Eye2Gene A Web Tool For Genetic Prediction Of Inherited Retinal Disease Using Machine Learning

Over 180 gene mutations are known to cause inherited retinal dystrophy (IRD) and a genetic diagnosis is a significant step towards managing, and possibly treating, people’s sight-loss.

Eye2Gene will make genetic diagnosis faster and accessible to more IRD-affected families. Eye2Gene will be trained using the data of thousands of patients so that it can learn to distinguish between the different genetic causes. In the first stage of development, Eye2Gene will be trained using auto-fluorescent images of retinas. You will be able to upload a retina image and Eye2Gene will report which genes are most likely to be causing the IRD.

Early onset IRDs, such as Stargardt disease and retinitis pigmentosa (RP), can lead to permanent vision loss over a period of 10 to 30 years and are cumulatively the leading cause of blindness in the working-age population in the UK.

Moorfields Eye Hospital (MEH), Europe’s largest eye hospital (2M patients), has the largest and best characterised, genetically and phenotypically, cohort of IRD patients in the world (>9000), which includes 800 Stargardt and 600 RP patients. Discovering the causal genetic mutations in IRDs is a prerequisite to determining prognosis and inclusion in any gene-directed clinical trials, such as gene therapy.

IRDs often have characteristic patterns of progression due to gene expression timing and distribution in the different types of retinal cells. Experienced clinicians learn to diagnose these, using various imaging modalities, longitudinal information on the patient’s symptoms, and genetic screening. However, the process is time-consuming and expensive, as it requires access to specialist centres, expensive clinical and genetic tests, and specialist training in electrophysiology, image interpretation and bioinformatics. Moreover, the spectrum of disease-causing mutations, which may be non-coding, and the genetic heterogeneity of similar clinical phenotypes is still poorly understood. Consequently, 40% of IRD patients do not have a diagnosis because of lack of data or insight.

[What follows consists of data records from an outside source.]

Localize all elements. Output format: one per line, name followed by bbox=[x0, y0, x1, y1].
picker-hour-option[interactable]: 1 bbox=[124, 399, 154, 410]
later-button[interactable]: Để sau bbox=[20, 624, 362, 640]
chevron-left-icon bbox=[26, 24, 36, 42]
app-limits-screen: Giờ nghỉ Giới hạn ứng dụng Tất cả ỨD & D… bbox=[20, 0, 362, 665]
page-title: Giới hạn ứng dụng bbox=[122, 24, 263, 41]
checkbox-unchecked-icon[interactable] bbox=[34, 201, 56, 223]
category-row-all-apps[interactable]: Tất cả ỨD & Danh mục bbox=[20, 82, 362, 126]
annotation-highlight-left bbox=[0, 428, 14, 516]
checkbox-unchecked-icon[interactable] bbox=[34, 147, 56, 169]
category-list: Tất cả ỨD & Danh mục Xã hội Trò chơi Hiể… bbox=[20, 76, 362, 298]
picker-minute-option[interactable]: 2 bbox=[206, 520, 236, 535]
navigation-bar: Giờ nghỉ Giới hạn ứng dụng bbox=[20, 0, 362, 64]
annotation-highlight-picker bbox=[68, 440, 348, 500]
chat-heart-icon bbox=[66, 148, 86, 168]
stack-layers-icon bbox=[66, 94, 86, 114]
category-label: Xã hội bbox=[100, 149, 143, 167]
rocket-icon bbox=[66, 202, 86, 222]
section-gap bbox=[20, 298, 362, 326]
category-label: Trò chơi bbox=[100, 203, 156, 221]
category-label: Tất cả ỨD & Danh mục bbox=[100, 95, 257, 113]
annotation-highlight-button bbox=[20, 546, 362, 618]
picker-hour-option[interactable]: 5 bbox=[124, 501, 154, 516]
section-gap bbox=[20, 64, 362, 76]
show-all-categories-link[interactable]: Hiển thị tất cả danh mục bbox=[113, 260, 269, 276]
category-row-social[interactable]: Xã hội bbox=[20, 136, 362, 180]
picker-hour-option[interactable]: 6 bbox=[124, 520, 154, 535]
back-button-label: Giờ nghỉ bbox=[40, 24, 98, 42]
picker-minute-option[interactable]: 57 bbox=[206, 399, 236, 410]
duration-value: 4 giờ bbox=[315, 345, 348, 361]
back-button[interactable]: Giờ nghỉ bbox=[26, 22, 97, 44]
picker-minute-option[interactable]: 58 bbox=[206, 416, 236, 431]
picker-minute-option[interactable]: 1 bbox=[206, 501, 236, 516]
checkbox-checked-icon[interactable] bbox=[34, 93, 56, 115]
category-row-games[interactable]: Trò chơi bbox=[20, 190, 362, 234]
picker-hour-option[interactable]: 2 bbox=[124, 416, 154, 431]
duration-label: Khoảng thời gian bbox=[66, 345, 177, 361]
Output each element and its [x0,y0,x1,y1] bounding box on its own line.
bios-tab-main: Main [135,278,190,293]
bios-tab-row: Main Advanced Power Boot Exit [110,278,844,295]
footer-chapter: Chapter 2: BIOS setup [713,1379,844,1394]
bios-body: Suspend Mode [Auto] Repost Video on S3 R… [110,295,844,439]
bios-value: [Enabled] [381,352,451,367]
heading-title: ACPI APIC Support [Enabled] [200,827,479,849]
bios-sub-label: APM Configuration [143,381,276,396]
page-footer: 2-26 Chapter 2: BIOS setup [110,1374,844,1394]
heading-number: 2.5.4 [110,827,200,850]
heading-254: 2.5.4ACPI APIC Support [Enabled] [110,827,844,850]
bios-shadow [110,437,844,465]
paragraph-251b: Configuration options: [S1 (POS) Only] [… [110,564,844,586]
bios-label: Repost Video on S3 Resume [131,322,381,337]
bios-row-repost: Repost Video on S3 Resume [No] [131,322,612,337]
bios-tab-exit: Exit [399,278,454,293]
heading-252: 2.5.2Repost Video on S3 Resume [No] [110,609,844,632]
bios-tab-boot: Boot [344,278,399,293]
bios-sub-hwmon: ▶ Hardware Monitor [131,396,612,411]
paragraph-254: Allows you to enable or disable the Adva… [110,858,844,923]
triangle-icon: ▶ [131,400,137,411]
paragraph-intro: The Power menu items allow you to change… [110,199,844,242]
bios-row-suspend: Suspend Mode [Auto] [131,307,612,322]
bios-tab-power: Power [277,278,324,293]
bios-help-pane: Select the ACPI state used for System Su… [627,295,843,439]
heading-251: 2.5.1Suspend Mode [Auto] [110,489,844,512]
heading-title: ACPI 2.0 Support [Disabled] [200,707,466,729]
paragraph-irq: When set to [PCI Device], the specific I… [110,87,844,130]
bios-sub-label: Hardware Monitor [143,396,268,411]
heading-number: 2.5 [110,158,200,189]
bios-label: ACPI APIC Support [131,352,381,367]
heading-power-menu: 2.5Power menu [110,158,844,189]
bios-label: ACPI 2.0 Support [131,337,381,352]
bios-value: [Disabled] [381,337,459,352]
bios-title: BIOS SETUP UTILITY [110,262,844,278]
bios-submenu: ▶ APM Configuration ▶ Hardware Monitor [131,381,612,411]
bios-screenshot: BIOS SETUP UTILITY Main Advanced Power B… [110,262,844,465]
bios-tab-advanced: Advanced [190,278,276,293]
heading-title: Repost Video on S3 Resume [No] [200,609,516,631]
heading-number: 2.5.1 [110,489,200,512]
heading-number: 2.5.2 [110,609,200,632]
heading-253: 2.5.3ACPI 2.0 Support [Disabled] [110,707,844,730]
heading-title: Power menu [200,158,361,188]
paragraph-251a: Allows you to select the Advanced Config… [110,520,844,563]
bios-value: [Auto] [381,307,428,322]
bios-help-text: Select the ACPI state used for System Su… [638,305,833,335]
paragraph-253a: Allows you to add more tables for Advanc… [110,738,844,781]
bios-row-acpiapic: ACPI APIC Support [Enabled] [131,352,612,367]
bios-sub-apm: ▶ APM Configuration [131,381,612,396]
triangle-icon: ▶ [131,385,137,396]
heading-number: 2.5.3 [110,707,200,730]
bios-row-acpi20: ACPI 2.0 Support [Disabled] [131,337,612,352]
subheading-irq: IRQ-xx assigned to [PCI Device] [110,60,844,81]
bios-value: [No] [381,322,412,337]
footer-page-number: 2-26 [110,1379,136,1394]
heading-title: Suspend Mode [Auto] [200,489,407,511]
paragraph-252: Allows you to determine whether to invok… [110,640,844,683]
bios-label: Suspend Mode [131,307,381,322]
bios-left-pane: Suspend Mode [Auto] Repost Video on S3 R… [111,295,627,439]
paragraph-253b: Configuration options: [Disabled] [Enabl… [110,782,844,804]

My solution is to develop a Machine Learning (ML) system, trained on the wealth of high-dimensional patient data available at MEH, capable of (i) predicting genetic diagnosis in IRD (ii) predicting patient outcome (iii) recommending treatments and assessing their efficacy.

In order to achieve this, I will create a longitudinal dataset from the available data at MEH, incorporating, imaging, electroretinograms, quantitative and qualitative phenotypes extracted from free-text clinical records, genetic data, along with self-reported patient data. Human Phenotype Ontology (HPO) terms will be used to annotate patient records in a standardised manner. Much of the groundwork for this has already been completed, firstly, through my development of the Phenopolis platform (www.phenopolis.org) for analysing genetic and HPO data, and secondly my contribution to an image processing pipeline for MEH.

I will use this dataset to train Convolutional Neural Networks, a ML approach that successfully solves complex classification problems on high-dimensional and imaging data, to predict causative genetic mutations. I first propose to evaluate my methods on three categories of IRD patients with known causative genes: i) ABCA4 for Stargardt, ii) USH2A for RP, and iii) other 10 genes in similar IRDs. The networks will be tested first on i) vs ii) and later on the harder problem of i) vs ii) vs iii). I will assess the predictions to discover what is the pertinent clinical information used by the network and whether this sheds new insights into the phenotypic and genetic heterogeneity of these diseases, in particular with regards to incomplete or age-related penetrance.

Building on this, I will develop models of disease progression, in order to predict how the patient’s condition will evolve, using Long Short-Term Memory networks or other time series models, by identifying patient trajectories (e.g fast or slow decliners). From these models, I will be able to identify biomarkers to detect disease stage, predict progression and estimate future changes in visual acuity for diagnosed patients. I will seek to develop a score or index to predict patient outcome.

Finally, improved genetic diagnosis and disease models of progression will allow a more precise selection of patients who are likely to benefit from novel treatments, such as gene-therapy, while permitting a more accurate assessment of their efficacy.